Vegetales en casa
Lo que aprendí sembrando pimientos verdes temporada tras temporada
Hay cultivos que uno aprende a respetar porque obligan a tener paciencia. El pimiento verde es uno de ellos. La primera vez que sembré pimientos pensaba que iban a crecer tan rápido como una lechuga. Así no fue. Según mi experiencia, el pimiento se toma su tiempo, pero cuando finalmente comienza a producir, la espera vale la pena. Después de varias temporadas cultivándolo, he aprendido que los mejores resultados llegan cuando uno entiende el ritmo de la planta y deja de intentar apresurarla.

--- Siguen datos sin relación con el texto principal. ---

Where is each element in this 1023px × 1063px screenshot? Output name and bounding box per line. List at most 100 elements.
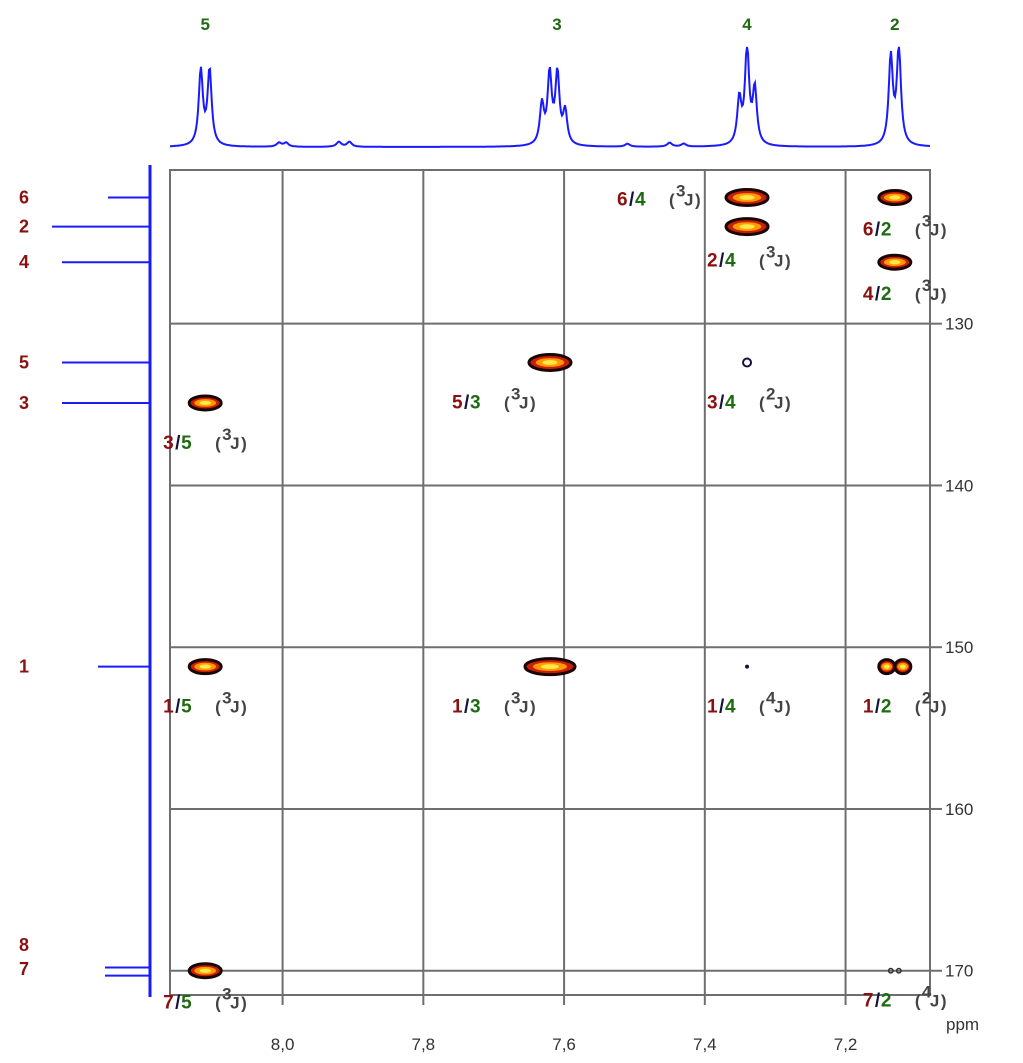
annotation-open-paren: (: [759, 698, 765, 717]
annotation-open-paren: (: [669, 191, 675, 210]
x-tick-label: 7,2: [834, 1035, 858, 1054]
cross-peak: [877, 658, 913, 676]
annotation-close-paren: ): [530, 394, 536, 413]
annotation-carbon: 3: [707, 393, 718, 414]
annotation-proton: 3: [470, 393, 481, 414]
annotation-carbon: 1: [863, 697, 874, 718]
carbon-label: 8: [19, 935, 29, 955]
annotation-j: J: [684, 191, 693, 210]
peak-contour-outer: [895, 967, 902, 974]
y-tick-label: 140: [945, 476, 973, 495]
x-axis-unit-label: ppm: [946, 1015, 979, 1034]
annotation-j-order: 3: [511, 385, 520, 404]
peak-contour-core: [883, 664, 890, 669]
annotation-slash: /: [875, 991, 881, 1012]
peak-annotation: 1/2(2J): [863, 689, 947, 718]
annotation-carbon: 1: [452, 697, 463, 718]
annotation-j: J: [930, 285, 939, 304]
proton-label: 2: [890, 15, 899, 34]
peak-annotation: 7/2 (4J): [863, 983, 947, 1012]
annotation-j-order: 2: [766, 385, 775, 404]
annotation-slash: /: [875, 220, 881, 241]
annotation-proton: 5: [181, 993, 192, 1014]
annotation-proton: 2: [881, 991, 892, 1012]
annotation-carbon: 6: [863, 220, 874, 241]
peak-contour-core: [739, 224, 755, 230]
peak-contour-core: [899, 664, 906, 669]
peak-annotation: 6/2 (3J): [863, 212, 947, 241]
annotation-j: J: [230, 698, 239, 717]
annotation-proton: 4: [635, 190, 646, 211]
annotation-carbon: 6: [617, 190, 628, 211]
proton-label: 3: [552, 15, 561, 34]
peak-annotations: 6/4(3J)2/4(3J)6/2(3J)4/2(3J)5/3(3J) 3/4(2…: [163, 182, 946, 1014]
cross-peak: [527, 353, 573, 372]
cross-peak: [887, 967, 902, 974]
annotation-j-order: 3: [922, 276, 931, 295]
peak-annotation: 1/4(4J): [707, 689, 791, 718]
annotation-slash: /: [175, 433, 181, 454]
annotation-slash: /: [719, 251, 725, 272]
carbon-label: 3: [19, 393, 29, 413]
annotation-proton: 2: [881, 284, 892, 305]
annotation-open-paren: (: [215, 994, 221, 1013]
annotation-j-order: 3: [511, 689, 520, 708]
annotation-close-paren: ): [241, 434, 247, 453]
peak-contour-outer: [742, 357, 753, 368]
carbon-projection: [52, 165, 152, 997]
annotation-j: J: [230, 434, 239, 453]
annotation-proton: 2: [881, 697, 892, 718]
annotation-open-paren: (: [915, 992, 921, 1011]
peak-annotation: 4/2 (3J): [863, 276, 947, 305]
annotation-close-paren: ): [695, 191, 701, 210]
annotation-j: J: [774, 252, 783, 271]
annotation-close-paren: ): [530, 698, 536, 717]
annotation-j-order: 3: [766, 243, 775, 262]
peak-annotation: 5/3(3J): [452, 385, 536, 414]
annotation-close-paren: ): [941, 698, 947, 717]
annotation-close-paren: ): [241, 698, 247, 717]
annotation-carbon: 5: [452, 393, 463, 414]
annotation-j-order: 3: [922, 212, 931, 231]
annotation-j-order: 3: [676, 182, 685, 201]
annotation-slash: /: [719, 697, 725, 718]
annotation-close-paren: ): [941, 992, 947, 1011]
plot-frame: [169, 169, 931, 996]
annotation-j-order: 4: [922, 983, 932, 1002]
annotation-carbon: 7: [863, 991, 874, 1012]
cross-peak: [724, 188, 770, 207]
annotation-j: J: [519, 394, 528, 413]
proton-label: 5: [200, 15, 209, 34]
proton-labels: 5 3 4 2: [200, 15, 899, 34]
annotation-slash: /: [875, 284, 881, 305]
carbon-label: 1: [19, 657, 29, 677]
annotation-open-paren: (: [915, 698, 921, 717]
annotation-proton: 4: [725, 251, 736, 272]
annotation-j: J: [930, 698, 939, 717]
annotation-j: J: [519, 698, 528, 717]
peak-annotation: 6/4 (3J): [617, 182, 701, 211]
peak-contour-core: [542, 360, 558, 365]
annotation-j: J: [230, 994, 239, 1013]
annotation-open-paren: (: [915, 221, 921, 240]
annotation-proton: 5: [181, 433, 192, 454]
carbon-label: 4: [19, 252, 29, 272]
peak-annotation: 2/4 (3J): [707, 243, 791, 272]
proton-spectrum-trace: [170, 46, 931, 148]
grid-lines: [170, 170, 930, 995]
annotation-slash: /: [629, 190, 635, 211]
annotation-slash: /: [175, 993, 181, 1014]
annotation-j-order: 3: [222, 985, 231, 1004]
x-axis: 8,0 7,8 7,6 7,4 7,2: [271, 995, 858, 1054]
annotation-j: J: [774, 698, 783, 717]
x-tick-label: 7,4: [693, 1035, 717, 1054]
cross-peak: [742, 357, 753, 368]
annotation-carbon: 4: [863, 284, 874, 305]
carbon-label: 7: [19, 959, 29, 979]
y-axis: 130 140 150 160 170: [930, 315, 973, 981]
annotation-slash: /: [464, 697, 470, 718]
annotation-j-order: 3: [222, 689, 231, 708]
annotation-open-paren: (: [915, 285, 921, 304]
annotation-j-order: 3: [222, 425, 231, 444]
annotation-slash: /: [875, 697, 881, 718]
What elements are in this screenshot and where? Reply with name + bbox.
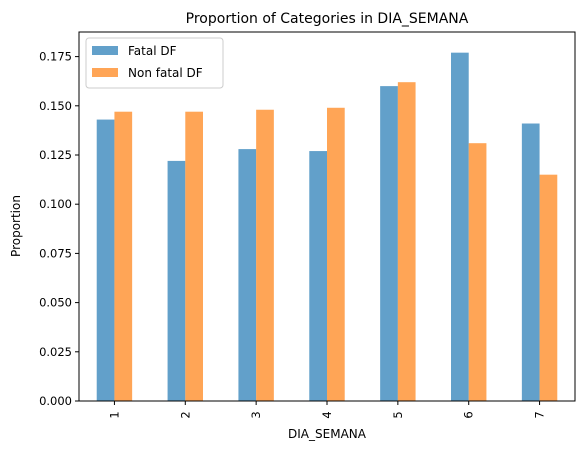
y-axis-label: Proportion [9,195,23,257]
plot-frame [78,31,576,402]
y-tick-label: 0.175 [39,50,72,64]
legend-label-fatal: Fatal DF [128,44,177,58]
bar-non-fatal-7 [539,174,558,401]
plot-area: 0.000 0.025 0.050 0.075 0.100 0.125 0.150 0.175… [39,31,576,419]
x-tick-label: 1 [107,411,121,418]
x-tick-label: 5 [391,411,405,418]
y-tick-label: 0.150 [39,99,72,113]
bar-non-fatal-2 [185,111,203,401]
bar-non-fatal-6 [468,143,487,401]
bar-non-fatal-4 [327,107,345,401]
x-tick-label: 6 [462,411,476,418]
bar-fatal-7 [521,123,540,402]
legend-label-non-fatal: Non fatal DF [128,66,203,80]
x-tick-label: 4 [320,411,334,418]
bar-fatal-4 [309,151,327,401]
bar-fatal-6 [451,52,469,401]
chart-title: Proportion of Categories in DIA_SEMANA [186,11,469,27]
legend-swatch-non-fatal [92,68,118,77]
y-tick-label: 0.100 [39,197,72,211]
bar-fatal-5 [380,86,398,402]
legend: Fatal DF Non fatal DF [85,37,224,89]
x-tick-label: 7 [533,411,547,418]
x-axis-label: DIA_SEMANA [288,427,367,441]
legend-box [85,37,224,89]
bar-fatal-2 [167,160,186,401]
y-tick-label: 0.075 [39,246,72,260]
bar-non-fatal-5 [397,82,416,402]
y-tick-label: 0.025 [39,345,72,359]
y-tick-label: 0.125 [39,148,72,162]
bar-non-fatal-1 [114,111,133,401]
bar-fatal-1 [96,119,115,402]
x-tick-label: 2 [178,411,192,418]
y-tick-label: 0.000 [39,394,72,408]
bar-non-fatal-3 [256,109,274,402]
y-tick-label: 0.050 [39,296,72,310]
bar-fatal-3 [238,149,257,401]
legend-swatch-fatal [92,46,118,55]
x-tick-label: 3 [249,411,263,418]
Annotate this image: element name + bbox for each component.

Resumen rápido del cultivo
Germinación
7 a 28 días, dependiendo del calor y la calidad de la semilla.
Trasplante
Cuando la planta tenga buen tamaño y las noches estén sobre 50°F.
Sol
6 a 8 horas de sol directo al día.
Cosecha
Usualmente 70 a 80 días después del trasplante.
Cómo empezar desde semilla
Lo ideal es comenzar las semillas en bandejas o vasos pequeños, con una mezcla liviana para germinar. El pimiento necesita calor para arrancar bien.
- Usa bandejas con buen drenaje.
- Mantén el sustrato húmedo, no encharcado.
- Coloca las semillas en un lugar cálido.
- Dales buena luz cuando broten.
Trasplante
Cuando la planta tenga varias hojas y esté fuerte, puedes moverla. Usa tiestos de 5 galones o siembra directo en el suelo con buen espacio.
- 18–24 pulgadas entre plantas.
- Riega bien después del trasplante.
- No trasplantes bajo sol fuerte.

Cuidados
Necesita sol directo, riego constante y buen suelo con nutrientes balanceados.
- 6–8 horas de sol
- Riego profundo
- Evitar exceso de nitrógeno

Cosecha
Cosecha cuando el pimiento esté firme, verde brillante y de buen tamaño.
- No lo arranques, córtalo.
- Cosechar ayuda a que produzca más.
Errores comunes
- Demasiada agua
- Poco sol
- Sembrar en frío
- No revisar plagas
Conclusión
Si haces lo básico bien — sol, agua, suelo y paciencia — vas a tener pimientos verdes saludables y productivos en casa.